FOR IMMEDIATE RELEASE: October 24, 2007
With Deadly, Drug-Resistant Staph Exploding Across NYC Metro Area, Schumer Announces Senate Approval of $5 Million In Emergency Funding to Combat Lethal Infection
Schumer Backed Amendment Provides $5 million to Help Federal Health Officials Prevent Further Spread of Staph Clears Senate
More than 50 Cases Reported in New York Since 2004 and Rising - New Case Found on Long Island Yesterday
Schumer Calls on President Bush to Remove Veto Threat from Spending Bill that Includes Vital Funding
Today U.S. Senator Charles E. Schumer announced the Senate has approved an amendment to devote $5 million in emergency funding to help the Agency for Health Research Quality (AHRQ) prevent the spread of the deadly staph infection now blamed for over 90,000 infections and 18,500 deaths annually. There have been daily reports of new infections throughout the New York metro area, with more than 50 serious cases reported just in New York since 2005. The Schumer backed amendment cleared the Senate late last night as part of the Labor Health and Human Services Appropriations Bill.
“This funding will finally give the federal government the tools it needs to stop this bug dead in its tracks,” Schumer said. “This infection has spread unabated for far too long. Right now, families and communities across New York are on edge, fearing that their kid’s school could be the next one hit by this potentially fatal infection. We must do everything we possibly can to eradicate this infection before another student gets sick.”
MRSA, a deadly strain of drug-resistant staph, was believed to primarily be a concern in health care settings and hospitals until reports this week that the bacteria had spread across the nation’s schools, infecting dozens and killing one student in Virginia. The bacteria, which generally reside in the nose or on the skin of about a third of the population, can be deadly if allowed to penetrate the skin or enter the blood stream. Schools are particularly prone to outbreaks in gyms or locker rooms, where students share towels, razors or sports equipment.

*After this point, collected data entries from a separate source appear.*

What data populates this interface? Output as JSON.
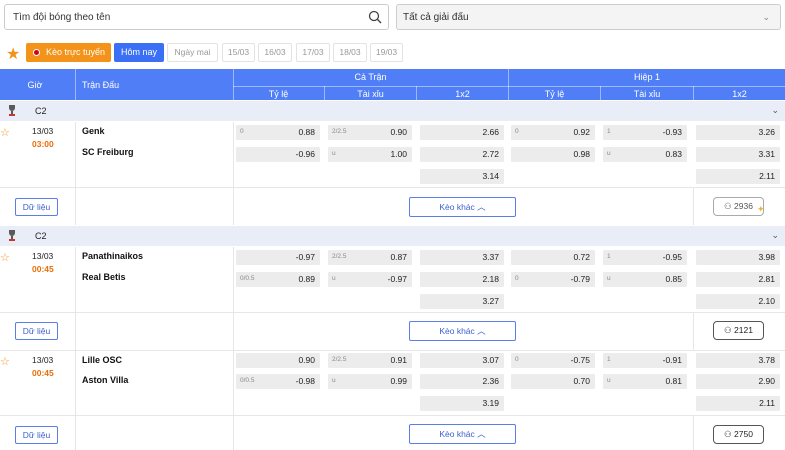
{
  "search": {
    "placeholder": "Tìm đội bóng theo tên"
  },
  "league_filter": {
    "selected": "Tất cả giải đấu"
  },
  "datebar": {
    "live_label": "Kèo trực tuyến",
    "today_label": "Hôm nay",
    "dates": [
      "Ngày mai",
      "15/03",
      "16/03",
      "17/03",
      "18/03",
      "19/03"
    ]
  },
  "table_header": {
    "time": "Giờ",
    "match": "Trận Đấu",
    "full_match": "Cả Trận",
    "first_half": "Hiệp 1",
    "handicap": "Tỷ lệ",
    "over_under": "Tài xỉu",
    "x12": "1x2"
  },
  "leagues": [
    {
      "name": "C2"
    },
    {
      "name": "C2"
    }
  ],
  "matches": [
    {
      "date": "13/03",
      "time": "03:00",
      "home": "Genk",
      "away": "SC Freiburg",
      "ft_hdp": [
        {
          "h": "0",
          "v": "0.88"
        },
        {
          "h": "",
          "v": "-0.96"
        }
      ],
      "ft_ou": [
        {
          "h": "2/2.5",
          "v": "0.90"
        },
        {
          "h": "u",
          "v": "1.00"
        }
      ],
      "ft_1x2": [
        "2.66",
        "2.72",
        "3.14"
      ],
      "h1_hdp": [
        {
          "h": "0",
          "v": "0.92"
        },
        {
          "h": "",
          "v": "0.98"
        }
      ],
      "h1_ou": [
        {
          "h": "1",
          "v": "-0.93"
        },
        {
          "h": "u",
          "v": "0.83"
        }
      ],
      "h1_1x2": [
        "3.26",
        "3.31",
        "2.11"
      ],
      "data_label": "Dữ liệu",
      "more_label": "Kèo khác",
      "viewers": "2936"
    },
    {
      "date": "13/03",
      "time": "00:45",
      "home": "Panathinaikos",
      "away": "Real Betis",
      "ft_hdp": [
        {
          "h": "",
          "v": "-0.97"
        },
        {
          "h": "0/0.5",
          "v": "0.89"
        }
      ],
      "ft_ou": [
        {
          "h": "2/2.5",
          "v": "0.87"
        },
        {
          "h": "u",
          "v": "-0.97"
        }
      ],
      "ft_1x2": [
        "3.37",
        "2.18",
        "3.27"
      ],
      "h1_hdp": [
        {
          "h": "",
          "v": "0.72"
        },
        {
          "h": "0",
          "v": "-0.79"
        }
      ],
      "h1_ou": [
        {
          "h": "1",
          "v": "-0.95"
        },
        {
          "h": "u",
          "v": "0.85"
        }
      ],
      "h1_1x2": [
        "3.98",
        "2.81",
        "2.10"
      ],
      "data_label": "Dữ liệu",
      "more_label": "Kèo khác",
      "viewers": "2121"
    },
    {
      "date": "13/03",
      "time": "00:45",
      "home": "Lille OSC",
      "away": "Aston Villa",
      "ft_hdp": [
        {
          "h": "",
          "v": "0.90"
        },
        {
          "h": "0/0.5",
          "v": "-0.98"
        }
      ],
      "ft_ou": [
        {
          "h": "2/2.5",
          "v": "0.91"
        },
        {
          "h": "u",
          "v": "0.99"
        }
      ],
      "ft_1x2": [
        "3.07",
        "2.36",
        "3.19"
      ],
      "h1_hdp": [
        {
          "h": "0",
          "v": "-0.75"
        },
        {
          "h": "",
          "v": "0.70"
        }
      ],
      "h1_ou": [
        {
          "h": "1",
          "v": "-0.91"
        },
        {
          "h": "u",
          "v": "0.81"
        }
      ],
      "h1_1x2": [
        "3.78",
        "2.90",
        "2.11"
      ],
      "data_label": "Dữ liệu",
      "more_label": "Kèo khác",
      "viewers": "2750"
    }
  ],
  "icons": {
    "search": "search-icon",
    "favorite": "star-icon",
    "cup": "trophy-icon",
    "collapse": "chevron-down-icon",
    "expand_more": "chevron-up-icon",
    "viewers": "user-icon"
  },
  "colors": {
    "accent": "#4f7ef7",
    "live": "#f39319",
    "time": "#e86f0a"
  }
}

The news coincided with a Center for Disease Control report which found that the bacteria was responsible for approximately 18,650 deaths in the United States in 2005, a much larger number than previously expected.
Last week, nine athletes and a coach at Iona College contracted an antibiotic-resistant staph infection, which has spread through schools nationwide, health officials said Friday. And just today, it was announced that at t least eight students in New Jersey have been diagnosed with a highly resistant staph infection.
The bill now will be considered by a Joint House-Senate conference before going to the President for signature. The President has signaled he would veto this bill.
“Eradicating this terrifying bacteria should be put above politics. The President should remove his veto threat immediately and allow this vital funding to be approved without delay,” Schumer added.